Microscope system is a powerful newly developed instrument capable of fluorescence lifetime imaging with optional single molecule detection sensitivity
The new released MicroTime 200 fluorescence lifetime microscope system is a powerful newly developed instrument capable of fluorescence lifetime imaging (Flim) with optional single molecule detection (SMD) sensitivity.
It contains the complete optics and electronics for recording virtually all aspects of the fluorescence dynamics of microscopic samples or femtoliter volumes.
The instrument gains its exceptional sensitivity and flexibility in combination with unprecedented ease of use from a unique fusion of miniaturised and highly sophisticated state-of-the-art optics and electronics.
These allow for the first time to run an instrument of comparable complexity and power to be operated in routine work, yet without having to spend more time on instrument maintenance than on original scientific content.
With the MicroTime 200, sub-micrometer spatial and picosecond time resolution can be achieved.
This is ensured by incorporation of high quality mechanical and optical components. For the benefit of simple, robust and familiar sample handling, the base of the latest inverse Olympus IX 71 microscope is used. For 2D imaging at sub-micrometer resolution the system incorporates a piezo scanning stage driven by a high performance closed loop digital position controller from Physik Instrumente. The scan controller, as well as all other components, including shutters and monitoring detectors are seamlessly integrated under the MicroTime software interface.
The instrument hardware and software can be configured very flexibly for different user's needs.
Various options are available eg for 2D or 3D fluorescence lifetime imaging and confocal detection.

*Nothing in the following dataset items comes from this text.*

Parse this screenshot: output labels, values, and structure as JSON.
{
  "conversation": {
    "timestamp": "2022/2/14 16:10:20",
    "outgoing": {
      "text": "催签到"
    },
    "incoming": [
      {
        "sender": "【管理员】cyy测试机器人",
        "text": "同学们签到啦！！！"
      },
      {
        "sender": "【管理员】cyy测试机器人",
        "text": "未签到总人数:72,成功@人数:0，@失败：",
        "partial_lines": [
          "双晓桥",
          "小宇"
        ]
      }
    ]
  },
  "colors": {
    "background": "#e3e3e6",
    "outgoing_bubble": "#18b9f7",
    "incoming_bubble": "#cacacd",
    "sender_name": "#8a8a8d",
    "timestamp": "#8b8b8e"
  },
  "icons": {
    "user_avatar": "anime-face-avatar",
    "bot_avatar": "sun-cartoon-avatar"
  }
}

The underlying key technologies are the proven picosecond diode lasers and the time-correlated single photon counting (TCSPC) electronics developed by PicoQuant, complemented by state-of-the-art piezo-scanning technology and optics from industry leaders.
For data acquisition the outstanding time-correlated single photon counting board TimeHarp 200 is utilised.
This highly integrated PCI-plug-in-board provides several measurement modes, out of which one is of pivotal importance for the realization of the MicroTime system: the board's time-tagged time-resolved (TTTR) measurement mode allows to perform vastly different measurement tasks based on one single data format, yet without any sacrifice of information available from each single photon.
This in turn allows to handle all measurement data in a standardised and yet flexible way. Based on this clean concept of data handling, the operating software of the MicroTime 200 could be designed with almost unlimited flexibility for integration of virtually all algorithms and methods for the analysis of fluorescence dynamics users may require.
At the same time, the system software was designed with data consistency and ease of use as primary design goals.
Based on the powerful but generic TTTR data collection, users can perform an unlimited number of analysis steps without losing track of interdependence and origin of their measurement and analysis data.
All this is realised through a workspace concept, in which the TTTR file is the origin of each measurement.
Derived results can be obtained through a vast set of analysis tools, such as intensity time trace, burst analysis, lifetime histogramming, fluorescence correlation spectroscopy (FCS), lifetime imaging, to name only a few.
All derived data is maintained in the workspaces, including a log file keeping track of all measurement and analysis steps.
For off-line data analysis the MicroTime software can even be used separate from the microscope, on a different PC.